Ele também não estava pensando no movimento #MeToo: Garbati criou a obra em 2008, quase uma década antes de o movimento se tornar popular.
Garbati, um artista argentino com raízes italianas, se inspirou em um bronze do século 16: “Perseu com a cabeça de Medusa”, de Benvenuto Cellini. Nessa obra, Perseu nu segura a cabeça da Medusa pela cabeleira serpentina. Garbati concebeu uma escultura que pudesse reverter essa história, imaginando-a da perspectiva da Medusa e revelando a mulher por trás do monstro.
Na terça-feira, a escultura de Garbati – “Medusa com a cabeça de Perseu” – foi reinventada como um símbolo de triunfo para as vítimas de agressão sexual, quando foi inaugurada em Lower Manhattan, do outro lado da rua do tribunal criminal na Center Street.
Um comunicado à imprensa anunciava a estátua como um “ícone de justiça”, observando que a imponente Medusa, com quase 2,10 metros de altura, ficava em frente ao prédio onde homens acusados de agressão sexual durante o movimento #MeToo foram processados, incluindo Harvey Weinstein, que havia sido condenado por dois crimes sexuais graves em fevereiro. (A ideia do site é anterior ao julgamento, mas o sentimento permaneceu.)
Parada no centro do Collect Pond Park, Medusa - seu olhar baixo e intenso - segura uma espada na mão esquerda e a cabeça de Perseu na direita. A cabeça foi desenhada em homenagem ao próprio artista – um modelo conveniente.
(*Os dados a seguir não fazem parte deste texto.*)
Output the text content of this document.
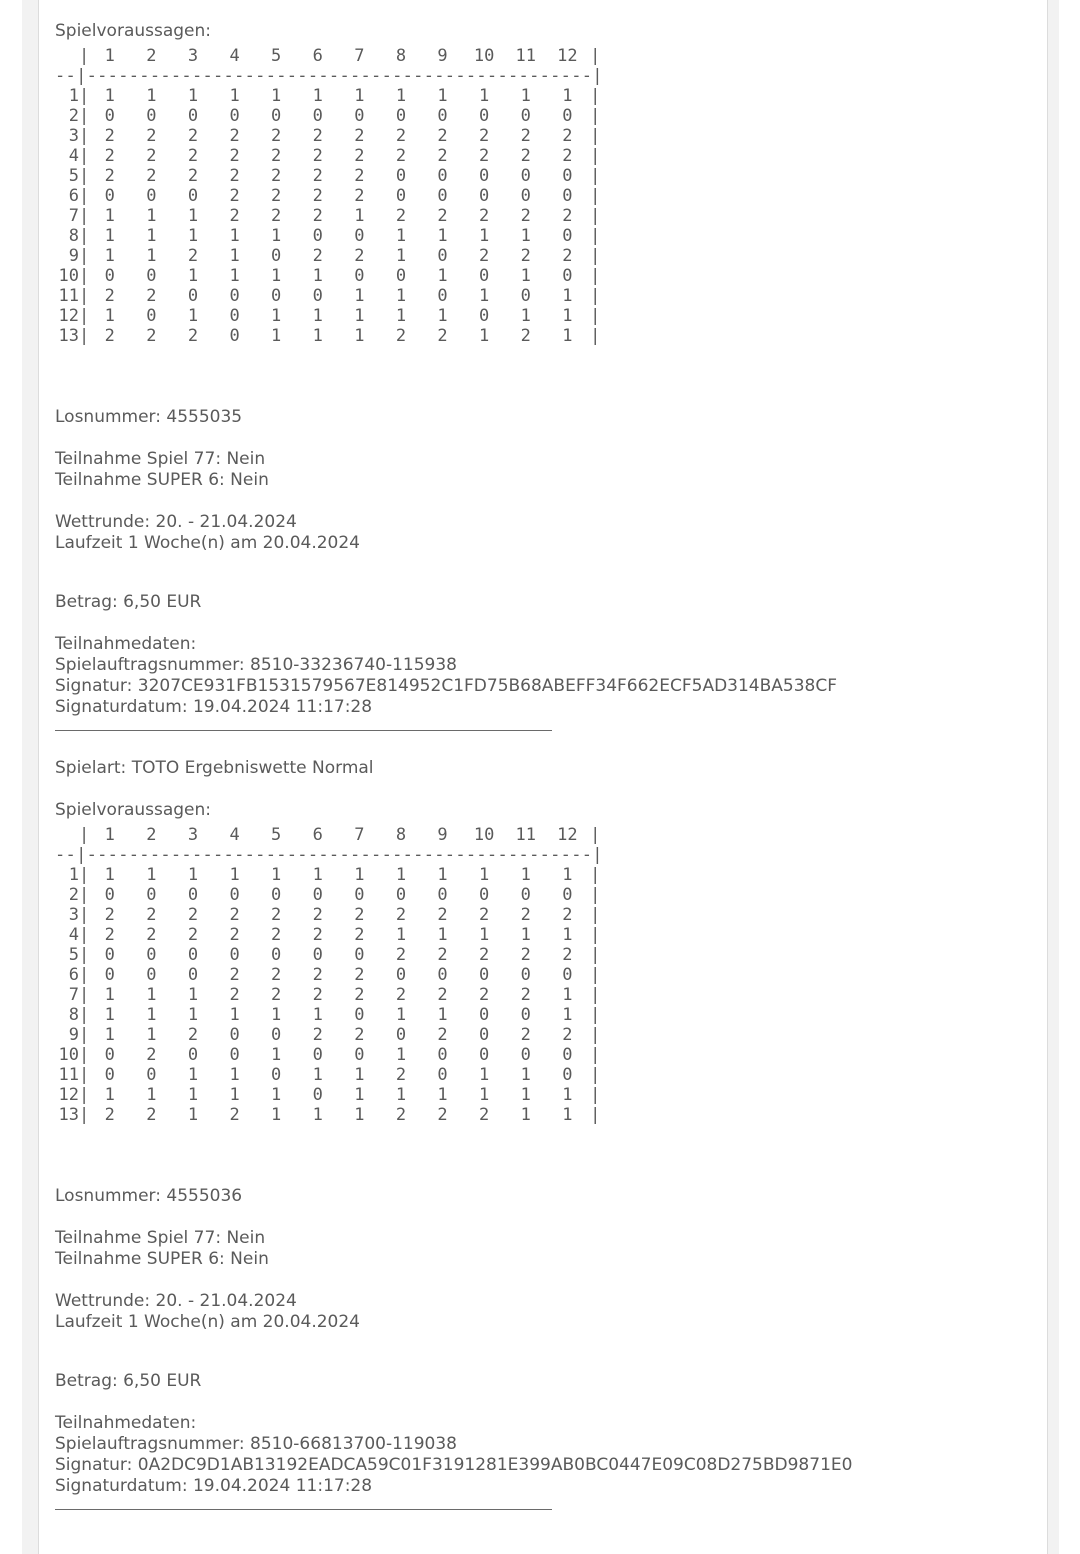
Spielvoraussagen:
| 1	2	3	4	5	6	7	8	9	10	11	12 |
--|------------------------------------------------|
1 | 1	1	1	1	1	1	1	1	1	1	1	1	|
2 | 0	0	0	0	0	0	0	0	0	0	0	0	|
3 | 2	2	2	2	2	2	2	2	2	2	2	2	|
4 | 2	2	2	2	2	2	2	2	2	2	2	2	|
5 | 2	2	2	2	2	2	2	0	0	0	0	0	|
6 | 0	0	0	2	2	2	2	0	0	0	0	0	|
7 | 1	1	1	2	2	2	1	2	2	2	2	2	|
8 | 1	1	1	1	1	0	0	1	1	1	1	0	|
9 | 1	1	2	1	0	2	2	1	0	2	2	2	|
10 | 0	0	1	1	1	1	0	0	1	0	1	0	|
11 | 2	2	0	0	0	0	1	1	0	1	0	1	|
12 | 1	0	1	0	1	1	1	1	1	0	1	1	|
13 | 2	2	2	0	1	1	1	2	2	1	2	1	|
Losnummer: 4555035
Teilnahme Spiel 77: Nein
Teilnahme SUPER 6: Nein
Wettrunde: 20. - 21.04.2024
Laufzeit 1 Woche(n) am 20.04.2024
Betrag: 6,50 EUR
Teilnahmedaten:
Spielauftragsnummer: 8510-33236740-115938
Signatur: 3207CE931FB1531579567E814952C1FD75B68ABEFF34F662ECF5AD314BA538CF
Signaturdatum: 19.04.2024 11:17:28
Spielart: TOTO Ergebniswette Normal
Spielvoraussagen:
| 1	2	3	4	5	6	7	8	9	10	11	12 |
--|------------------------------------------------|
1 | 1	1	1	1	1	1	1	1	1	1	1	1	|
2 | 0	0	0	0	0	0	0	0	0	0	0	0	|
3 | 2	2	2	2	2	2	2	2	2	2	2	2	|
4 | 2	2	2	2	2	2	2	1	1	1	1	1	|
5 | 0	0	0	0	0	0	0	2	2	2	2	2	|
6 | 0	0	0	2	2	2	2	0	0	0	0	0	|
7 | 1	1	1	2	2	2	2	2	2	2	2	1	|
8 | 1	1	1	1	1	1	0	1	1	0	0	1	|
9 | 1	1	2	0	0	2	2	0	2	0	2	2	|
10 | 0	2	0	0	1	0	0	1	0	0	0	0	|
11 | 0	0	1	1	0	1	1	2	0	1	1	0	|
12 | 1	1	1	1	1	0	1	1	1	1	1	1	|
13 | 2	2	1	2	1	1	1	2	2	2	1	1	|
Losnummer: 4555036
Teilnahme Spiel 77: Nein
Teilnahme SUPER 6: Nein
Wettrunde: 20. - 21.04.2024
Laufzeit 1 Woche(n) am 20.04.2024
Betrag: 6,50 EUR
Teilnahmedaten:
Spielauftragsnummer: 8510-66813700-119038
Signatur: 0A2DC9D1AB13192EADCA59C01F3191281E399AB0BC0447E09C08D275BD9871E0
Signaturdatum: 19.04.2024 11:17:28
Em sua candidatura ao programa Arte nos Parques da cidade, que analisa propostas para instalações de arte pública como esta, Garbati observou que Medusa havia sido estuprada por Poseidon no Templo de Atena, segundo o mito. Como punição, Atena voltou sua ira contra Medusa, transformando seus cabelos em cobras. O requerimento afirmava que a história “comunicava às mulheres há milénios que, se forem violadas, a culpa é delas”.
Na inauguração de terça-feira no parque, onde a estátua ficará até o final de abril, Garbati falou sobre os milhares de mulheres que lhe escreveram sobre a escultura. Muitos consideraram a imagem catártica, disse ele.
Mas para alguns comentaristas online, a escultura não correspondia exatamente ao momento. À medida que as notícias sobre a instalação planejada da escultura se espalhavam, ativistas e observadores nas redes sociais se perguntavam por que uma obra de arte destinada a homenagear o movimento #MeToo – que foi animado, em grande parte, por uma enxurrada de histórias pessoais de mulheres – foi criada por um homem.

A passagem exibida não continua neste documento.